After the torturous cliffhanger that The Almost People left us with, we’re naturally ravenous to discover who had taken Amy and who the eyepatch woman was. We’re presented with scenes of a fully-blown army mobilising themselves against the Doctor. And Cybermen. I wasn’t sure what the Cybermen were there for, actually. They could have made that more clear. But these scenes of these heavily-armed and -manned adversaries of the Doctor making preparations to do battle against him really conveyed a sense of there being some greater, momentous plot at work here—of which not even the Doctor seems to be aware. Those who’ve seen The Time of the Doctor would know what this is all leading up to, of course, but viewing this for the first time would be baffling. Especially given Madame Kovarian’s pronouncement about “this endless, bitter war… against you, Doctor.” What war? What could possibly drive an army, that isn’t comprised of Daleks or Cybermen, to take up arms against the Doctor? And why on Earth would they want to turn Amy’s baby into a weapon? This episode offers no answers to those questions… they are to be left hanging, some of them for a very long time. But the payoff is great, if confusing. I promise.
This episode displays another interesting, rarely seen, side of the Doctor. “A Good Man Goes to War” is exactly what it says: what would make the Doctor, the supreme pacifist, amass an army and go to war? We have an answer: committing such an outrage against him as attacking the people he loves to get to him. The “Colonel Runaway” scene shows the terrible vengefulness that animated the Doctor over this enormity. And the Doctor’s spittle-flecked anger in that scene is genuinely frightening. He’s a foreboding presence when he chillingly pronounces, “Good men don’t need rules. Today is not the day to find out why I have so many.” Matt’s Doctor is usually so cuddly and frivolous that it’s always a shock seeing real, cold fury in his eyes. And Matt does anger really well. One of the reasons Matt’s unpredictable, mercurial, inscrutable Doctor is my favourite. More generally, the episode also successfully conveys a sense of the almost mythological enigma that the Doctor has become through his travels, so much so that his very name strikes fear into armies. Lorna Bucket described him as a “dark legend”, leaving Amy befuddled, but little does she know of the twelve lifetimes he’s spent (not unjustifiably) acquiring a reputation, such that his name has all but passed into myth and legend. I think sometimes we get so familiar with the Doctor, especially Matt Smith’s and David Tennant’s more extroverted Doctors, that we forget that this is how the rest of the universe would see him.

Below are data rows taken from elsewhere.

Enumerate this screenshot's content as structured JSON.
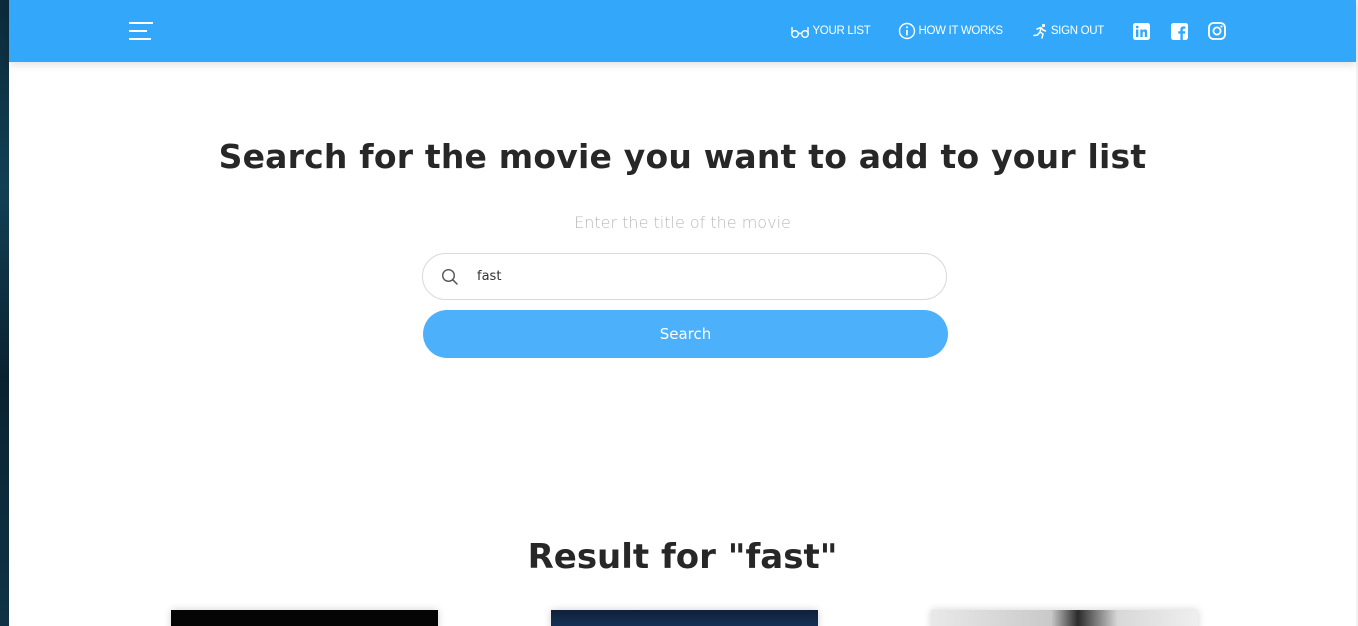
{
  "nav": {
    "menu_icon": "hamburger-menu-icon",
    "links": [
      {
        "label": "YOUR LIST",
        "icon": "glasses-icon"
      },
      {
        "label": "HOW IT WORKS",
        "icon": "info-circle-icon"
      },
      {
        "label": "SIGN OUT",
        "icon": "running-person-icon"
      }
    ],
    "social": [
      "linkedin-icon",
      "facebook-icon",
      "instagram-icon"
    ],
    "color": "#33a8fb"
  },
  "hero": {
    "title": "Search for the movie you want to add to your list",
    "subtitle": "Enter the title of the movie"
  },
  "search": {
    "value": "fast",
    "button_label": "Search",
    "button_color": "#4db0fb"
  },
  "results": {
    "title": "Result for \"fast\""
  }
}
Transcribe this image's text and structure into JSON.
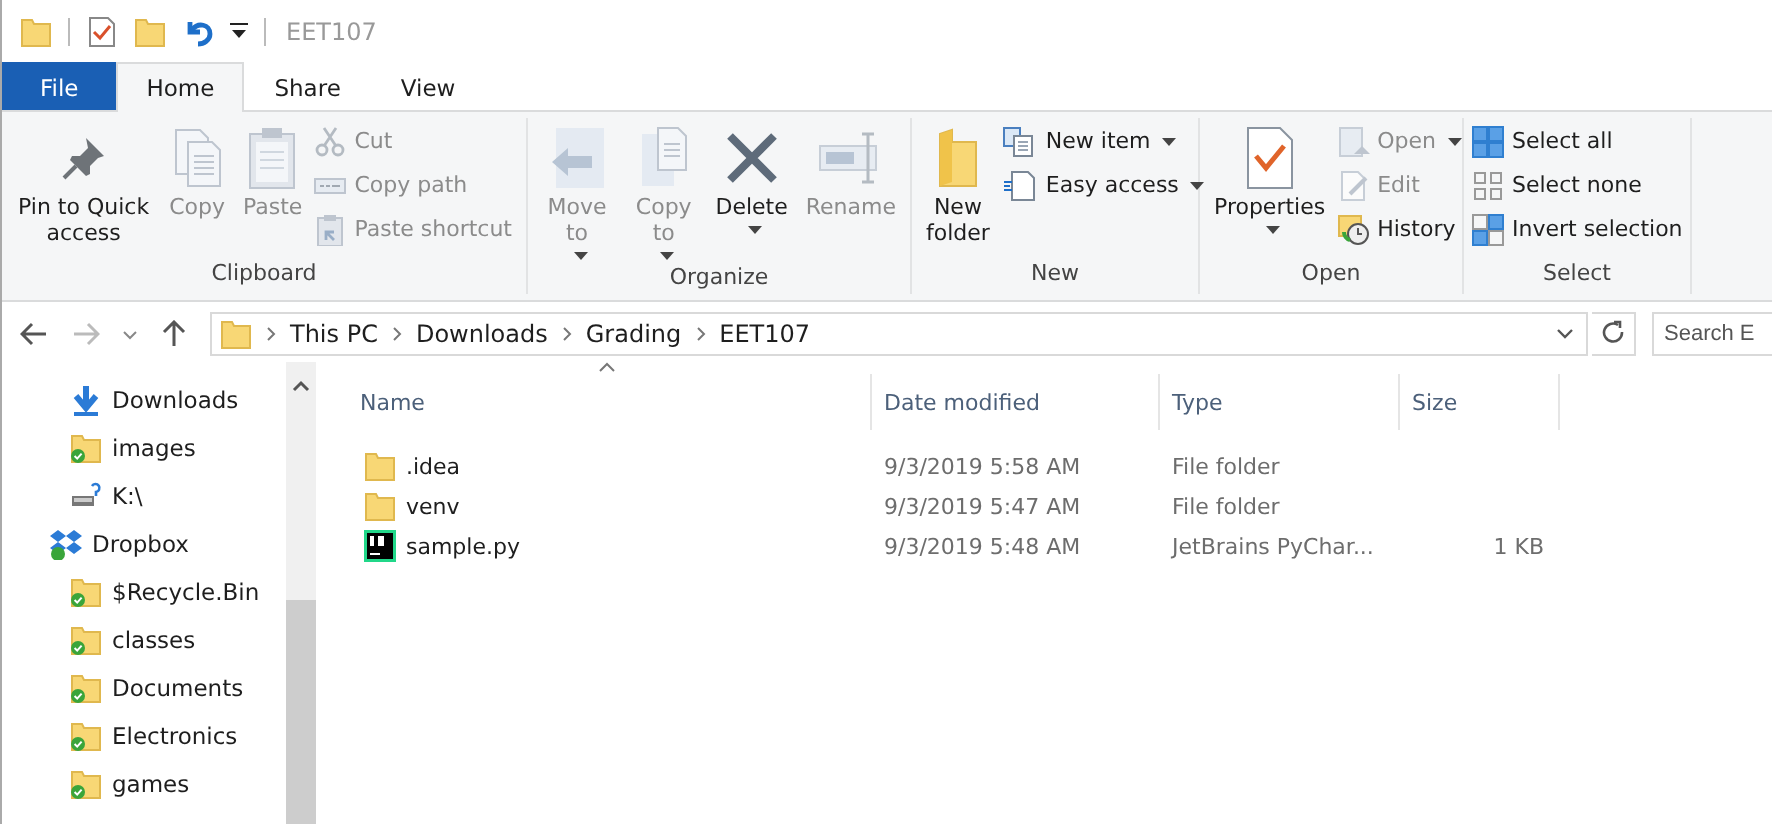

All the cinematic action was interspersed by a number of wonderful character scenes. Lorna Bucket recounting the time she met the Doctor to Amy. Amy and Rory sharing a happy moment over their recovered child. The Doctor realising in astonishment who River Song was. River revealing to Amy and Rory who she was… and, God, that cliffhanger was amazing. Jaw-dropping. I remember exactly where I was, what I was eating (pizza), where my jaw was, and how I felt when I first watched that moment. The effect of that revelation has dulled with time, and now that I know who River Song is, but I still recall vividly what it was like watching it when it was broadcast. I thought Amy superbly written, and acted by Karen Gillan, in this episode. She was a woman under great emotional strain, but holding out strong nevertheless, which was portrayed brilliantly by Gillan. It was painful to watch Amy (in a good way) in profound emotional trauma after she’d realised she’d been tricked and her baby had been stolen from her at the end of the episode. This episode added layers to Amy’s character; the wise-cracking, sarcastic, vivacious Scots girl was nowhere to be seen here, although Amy did bravely force a smile through the pain and trauma she was experiencing.